Alcan cuts production by a third but no jobs lost
Dec 11 2008 by Peter McCusker, The Journal
A THIRD of production at the huge Alcan plant in Northumberland has been halted until at least next spring as the recession bites deep into demand for aluminium.
Managers of the Lynemouth plant yesterday tried to reassure its 650 staff after its parent company Rio Tinto unveiled plans to axe 14,000 jobs worldwide.
They recently shed 13 jobs through voluntary redundancy at the UK’s largest aluminium smelter and its adjoining power station near Ashington, and workers were worried after Rio Tinto said it wanted to cut costs by cutting a tenth of its workforce.
The company told The Journal that it shut 128 of its 352 aluminium smelting pots and does not expect to reopen them until “the second quarter” of next year.
A company spokesman said: “We have temporarily suspended one-third of our production.
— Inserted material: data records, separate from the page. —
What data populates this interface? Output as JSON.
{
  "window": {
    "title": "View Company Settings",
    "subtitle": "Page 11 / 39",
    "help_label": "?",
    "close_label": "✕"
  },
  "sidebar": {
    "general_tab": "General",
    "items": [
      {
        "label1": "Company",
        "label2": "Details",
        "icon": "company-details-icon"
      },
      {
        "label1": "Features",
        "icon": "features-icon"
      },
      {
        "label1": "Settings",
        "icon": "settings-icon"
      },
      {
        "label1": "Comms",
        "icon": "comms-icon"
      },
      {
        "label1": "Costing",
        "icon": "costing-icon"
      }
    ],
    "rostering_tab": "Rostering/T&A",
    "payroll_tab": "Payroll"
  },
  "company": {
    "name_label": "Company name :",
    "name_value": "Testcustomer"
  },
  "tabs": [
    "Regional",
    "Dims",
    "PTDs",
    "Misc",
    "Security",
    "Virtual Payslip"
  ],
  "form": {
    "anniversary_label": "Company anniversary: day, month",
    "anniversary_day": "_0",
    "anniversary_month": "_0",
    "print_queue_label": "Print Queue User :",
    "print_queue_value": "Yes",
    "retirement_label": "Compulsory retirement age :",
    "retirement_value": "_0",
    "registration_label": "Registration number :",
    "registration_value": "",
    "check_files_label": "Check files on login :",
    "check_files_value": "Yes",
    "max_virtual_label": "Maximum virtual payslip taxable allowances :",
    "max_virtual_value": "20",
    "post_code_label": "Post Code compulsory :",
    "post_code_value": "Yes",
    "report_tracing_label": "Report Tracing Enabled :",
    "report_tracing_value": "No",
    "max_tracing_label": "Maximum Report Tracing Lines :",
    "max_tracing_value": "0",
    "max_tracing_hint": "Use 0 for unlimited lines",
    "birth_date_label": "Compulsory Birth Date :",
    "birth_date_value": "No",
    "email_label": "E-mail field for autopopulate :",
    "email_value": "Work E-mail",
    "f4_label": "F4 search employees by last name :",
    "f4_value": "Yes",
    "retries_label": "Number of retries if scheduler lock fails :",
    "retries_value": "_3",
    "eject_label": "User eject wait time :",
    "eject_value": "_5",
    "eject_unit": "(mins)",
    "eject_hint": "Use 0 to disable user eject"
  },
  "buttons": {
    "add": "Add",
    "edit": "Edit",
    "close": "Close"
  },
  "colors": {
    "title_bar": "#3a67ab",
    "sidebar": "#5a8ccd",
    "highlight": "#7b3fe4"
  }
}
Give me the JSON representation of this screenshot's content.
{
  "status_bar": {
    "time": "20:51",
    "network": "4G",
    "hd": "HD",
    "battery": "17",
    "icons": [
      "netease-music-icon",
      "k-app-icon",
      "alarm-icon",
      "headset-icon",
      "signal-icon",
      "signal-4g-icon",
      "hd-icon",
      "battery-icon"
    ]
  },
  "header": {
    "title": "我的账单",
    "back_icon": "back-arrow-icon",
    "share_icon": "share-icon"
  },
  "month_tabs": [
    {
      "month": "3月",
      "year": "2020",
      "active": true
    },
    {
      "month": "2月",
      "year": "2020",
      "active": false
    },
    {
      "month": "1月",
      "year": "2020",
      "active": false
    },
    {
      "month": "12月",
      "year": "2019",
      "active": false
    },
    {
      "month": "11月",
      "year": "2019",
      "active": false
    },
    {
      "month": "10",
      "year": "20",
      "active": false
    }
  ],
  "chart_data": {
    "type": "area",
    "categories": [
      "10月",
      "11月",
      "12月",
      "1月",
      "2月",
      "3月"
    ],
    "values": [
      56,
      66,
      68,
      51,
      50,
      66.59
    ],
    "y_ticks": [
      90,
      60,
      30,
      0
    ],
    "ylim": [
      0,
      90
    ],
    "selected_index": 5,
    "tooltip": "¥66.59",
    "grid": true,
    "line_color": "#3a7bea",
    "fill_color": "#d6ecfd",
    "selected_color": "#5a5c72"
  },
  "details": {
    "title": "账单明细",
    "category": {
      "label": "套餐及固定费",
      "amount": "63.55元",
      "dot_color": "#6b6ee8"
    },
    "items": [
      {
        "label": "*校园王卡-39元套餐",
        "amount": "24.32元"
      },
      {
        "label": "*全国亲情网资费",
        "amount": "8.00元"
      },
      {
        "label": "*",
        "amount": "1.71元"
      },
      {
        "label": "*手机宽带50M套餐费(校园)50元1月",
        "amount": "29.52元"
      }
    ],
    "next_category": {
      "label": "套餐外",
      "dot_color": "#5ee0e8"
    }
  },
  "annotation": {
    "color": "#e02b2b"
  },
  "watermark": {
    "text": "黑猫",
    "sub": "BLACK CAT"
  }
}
We are still working round the clock but some our of our pots have been taken out of production as demand for aluminium is showing decline.
“During that time we will be undertaking maintenance work with a view to starting them up in the second quarter of next year. There will be no impact on our head count.”
He added: “Lynemouth is in good shape. We’re doing well and continue to do well. This announcement has to be put into context as it covers all of Rio Tinto’s operations across the globe.”
However, the anxiety caused by the announcement prompted Alcan managing director Wyn Jones to issue a notice to all the company’s staff.
In it he said: “I cannot tell you how, if at all, this will impact our operations in the UK. I know this will cause some concern and as soon as I can tell you more, I will.
“However, what I can say right now is that the early action we have taken to suspend some production at Lyne- mouth and Lochaber (its sister plant) has been well received by colleagues in Europe, Montreal and Rio Tinto’s corporate head office in London.
“The aluminium market is difficult at this time and the price on the London Metal Exchange remains exceptionally low at present, being below the cost of production of many smelters in the world.
“Part of this is undoubtedly due to the time of year as it is usual to see a pre-Christmas decline in demand before an upturn in the New Year. However, the credit crunch is badly affecting our customers’ customers and so on down the supply chain.”
Predominately a mining company, Rio Tinto became the world’s biggest aluminium company following the acquisition of Alcan last year. It employs more than 1,000 people in the UK.
Rio Tinto is being squeezed by sharp falls in commodity prices in the economic slowdown, and huge declines in demand for some consumer products, such as cars, is reducing aluminium demand.
Yesterday, The Journal reported how Nissan was shutting its Sunderland plant for six days in the run-up to Christmas as sales of new cars had fallen by 40%.
Rio’s chief executive Tom Albanese said the company’s focus in the current climate was on maximising cash generation and paying down debt.
Rio Tinto says it wants to reduce its debt by up to £7bn by the end of next year.